Lovelaceville is a census-designated place (CDP) in Ballard County, Kentucky, United States. The population was 124 at the 2020 census.
The town is named after Elias and Andrew Lovelace who settled and raised their families there back around 1830. The Lovelace family came from North and South Carolina, after immigrating from England.

==Demographics==

As of the 2010 census, there were 373 households with a population density of 48. The average household size was 2.53, with 94.11% of the population of white, 2.27% black, 0.31% Asian, 0.31% Native American, and 3% claiming 'Other' ethnicity and 3.93% of the people in Lovelaceville claiming Hispanic ethnicity.

Historical population
| Census | Pop. | Note | %± |
| 2020 | 124 |  | — |
U.S. Decennial Census

==Climate==
The climate in this area is characterized by hot, humid summers and generally mild to cool winters.

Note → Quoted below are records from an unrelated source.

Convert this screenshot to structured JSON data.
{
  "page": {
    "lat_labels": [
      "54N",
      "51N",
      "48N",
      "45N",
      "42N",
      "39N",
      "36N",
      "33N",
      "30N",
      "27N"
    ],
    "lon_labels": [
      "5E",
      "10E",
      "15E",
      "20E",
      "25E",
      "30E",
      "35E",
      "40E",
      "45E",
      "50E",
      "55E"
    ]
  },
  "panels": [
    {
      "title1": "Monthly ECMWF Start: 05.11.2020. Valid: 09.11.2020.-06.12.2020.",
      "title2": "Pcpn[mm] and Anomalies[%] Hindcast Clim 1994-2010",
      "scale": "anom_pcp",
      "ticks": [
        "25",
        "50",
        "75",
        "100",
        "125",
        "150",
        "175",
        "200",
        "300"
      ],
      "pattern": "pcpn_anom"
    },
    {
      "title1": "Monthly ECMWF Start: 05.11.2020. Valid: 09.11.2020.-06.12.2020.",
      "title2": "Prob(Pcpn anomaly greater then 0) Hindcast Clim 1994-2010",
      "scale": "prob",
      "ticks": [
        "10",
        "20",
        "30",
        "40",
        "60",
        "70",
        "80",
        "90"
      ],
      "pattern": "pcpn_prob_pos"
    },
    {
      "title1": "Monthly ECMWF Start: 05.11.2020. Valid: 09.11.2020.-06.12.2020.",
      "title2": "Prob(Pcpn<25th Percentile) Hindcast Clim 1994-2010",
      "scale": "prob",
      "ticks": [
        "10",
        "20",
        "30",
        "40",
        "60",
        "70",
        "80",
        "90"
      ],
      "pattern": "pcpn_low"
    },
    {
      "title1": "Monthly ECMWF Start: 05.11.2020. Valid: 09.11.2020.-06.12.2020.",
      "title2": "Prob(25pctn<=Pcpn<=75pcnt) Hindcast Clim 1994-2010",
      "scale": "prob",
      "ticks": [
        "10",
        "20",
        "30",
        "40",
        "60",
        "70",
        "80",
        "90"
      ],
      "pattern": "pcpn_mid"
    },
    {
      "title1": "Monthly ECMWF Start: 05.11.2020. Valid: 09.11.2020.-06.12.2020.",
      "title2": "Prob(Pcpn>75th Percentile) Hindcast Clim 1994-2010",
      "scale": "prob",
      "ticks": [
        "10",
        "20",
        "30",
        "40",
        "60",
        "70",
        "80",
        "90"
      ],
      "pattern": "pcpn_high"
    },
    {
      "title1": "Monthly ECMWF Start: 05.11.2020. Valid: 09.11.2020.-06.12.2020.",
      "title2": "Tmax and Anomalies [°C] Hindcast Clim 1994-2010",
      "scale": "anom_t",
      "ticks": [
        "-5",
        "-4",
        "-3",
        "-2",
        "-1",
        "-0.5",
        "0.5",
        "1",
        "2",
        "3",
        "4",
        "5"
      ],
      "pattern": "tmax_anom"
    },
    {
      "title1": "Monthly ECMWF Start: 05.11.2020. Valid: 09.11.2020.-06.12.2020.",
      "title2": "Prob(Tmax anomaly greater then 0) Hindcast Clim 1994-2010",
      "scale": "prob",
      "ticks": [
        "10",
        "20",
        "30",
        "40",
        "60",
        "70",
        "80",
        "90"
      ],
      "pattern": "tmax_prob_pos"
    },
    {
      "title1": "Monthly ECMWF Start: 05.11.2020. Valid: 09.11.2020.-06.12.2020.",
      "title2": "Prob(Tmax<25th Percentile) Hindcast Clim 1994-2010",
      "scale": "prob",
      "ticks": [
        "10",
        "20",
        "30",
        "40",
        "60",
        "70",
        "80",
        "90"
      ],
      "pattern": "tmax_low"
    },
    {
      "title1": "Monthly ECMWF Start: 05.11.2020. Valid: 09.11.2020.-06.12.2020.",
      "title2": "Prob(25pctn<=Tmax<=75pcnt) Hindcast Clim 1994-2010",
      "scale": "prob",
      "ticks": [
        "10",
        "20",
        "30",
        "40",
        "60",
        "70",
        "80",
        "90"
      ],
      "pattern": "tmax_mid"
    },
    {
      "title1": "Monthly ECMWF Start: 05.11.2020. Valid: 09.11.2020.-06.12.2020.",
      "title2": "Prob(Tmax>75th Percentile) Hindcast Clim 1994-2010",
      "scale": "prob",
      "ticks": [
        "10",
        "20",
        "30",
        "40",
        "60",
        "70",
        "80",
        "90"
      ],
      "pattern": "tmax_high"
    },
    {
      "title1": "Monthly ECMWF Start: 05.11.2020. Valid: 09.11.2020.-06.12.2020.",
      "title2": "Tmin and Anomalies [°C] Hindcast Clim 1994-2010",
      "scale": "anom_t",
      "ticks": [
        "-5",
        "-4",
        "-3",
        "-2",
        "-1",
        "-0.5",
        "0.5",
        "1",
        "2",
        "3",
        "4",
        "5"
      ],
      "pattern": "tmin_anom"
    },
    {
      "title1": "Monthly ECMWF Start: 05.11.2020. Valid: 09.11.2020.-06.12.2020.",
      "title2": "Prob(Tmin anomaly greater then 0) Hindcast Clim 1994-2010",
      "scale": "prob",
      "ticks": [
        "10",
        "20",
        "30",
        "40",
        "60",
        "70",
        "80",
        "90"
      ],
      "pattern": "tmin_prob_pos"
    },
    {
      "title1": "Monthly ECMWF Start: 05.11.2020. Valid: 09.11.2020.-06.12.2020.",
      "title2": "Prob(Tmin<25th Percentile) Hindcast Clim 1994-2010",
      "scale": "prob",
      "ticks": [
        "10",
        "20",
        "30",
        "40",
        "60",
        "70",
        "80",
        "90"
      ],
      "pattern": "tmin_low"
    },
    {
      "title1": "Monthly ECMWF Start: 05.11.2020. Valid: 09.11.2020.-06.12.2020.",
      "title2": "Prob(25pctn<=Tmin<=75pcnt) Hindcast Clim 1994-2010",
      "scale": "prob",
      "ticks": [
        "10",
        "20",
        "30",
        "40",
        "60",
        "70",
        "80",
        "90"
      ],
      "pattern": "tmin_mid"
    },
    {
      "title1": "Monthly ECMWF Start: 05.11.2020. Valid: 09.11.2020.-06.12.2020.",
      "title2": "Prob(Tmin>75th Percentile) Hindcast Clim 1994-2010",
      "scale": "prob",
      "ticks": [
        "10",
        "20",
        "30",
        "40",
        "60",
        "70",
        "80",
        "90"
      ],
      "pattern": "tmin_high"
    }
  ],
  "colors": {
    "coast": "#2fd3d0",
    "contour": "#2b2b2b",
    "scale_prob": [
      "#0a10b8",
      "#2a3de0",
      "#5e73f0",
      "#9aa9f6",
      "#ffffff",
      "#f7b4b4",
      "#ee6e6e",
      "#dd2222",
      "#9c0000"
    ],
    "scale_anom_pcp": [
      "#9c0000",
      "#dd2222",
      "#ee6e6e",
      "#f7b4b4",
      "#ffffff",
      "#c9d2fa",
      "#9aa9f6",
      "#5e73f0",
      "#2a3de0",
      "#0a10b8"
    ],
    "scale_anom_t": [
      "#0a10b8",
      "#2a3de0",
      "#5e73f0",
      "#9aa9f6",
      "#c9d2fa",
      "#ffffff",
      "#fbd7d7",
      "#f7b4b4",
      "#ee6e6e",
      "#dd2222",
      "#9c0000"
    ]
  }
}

According to the Köppen Climate Classification system, Lovelaceville has a humid subtropical climate, abbreviated "Cfa" on climate maps.

==Education==
There is one school district in the whole county, the Ballard County School District. The district's schools are Ballard County Preschool - Headstart, Ballard County Elementary School, Ballard County Middle School, and Ballard Memorial High School.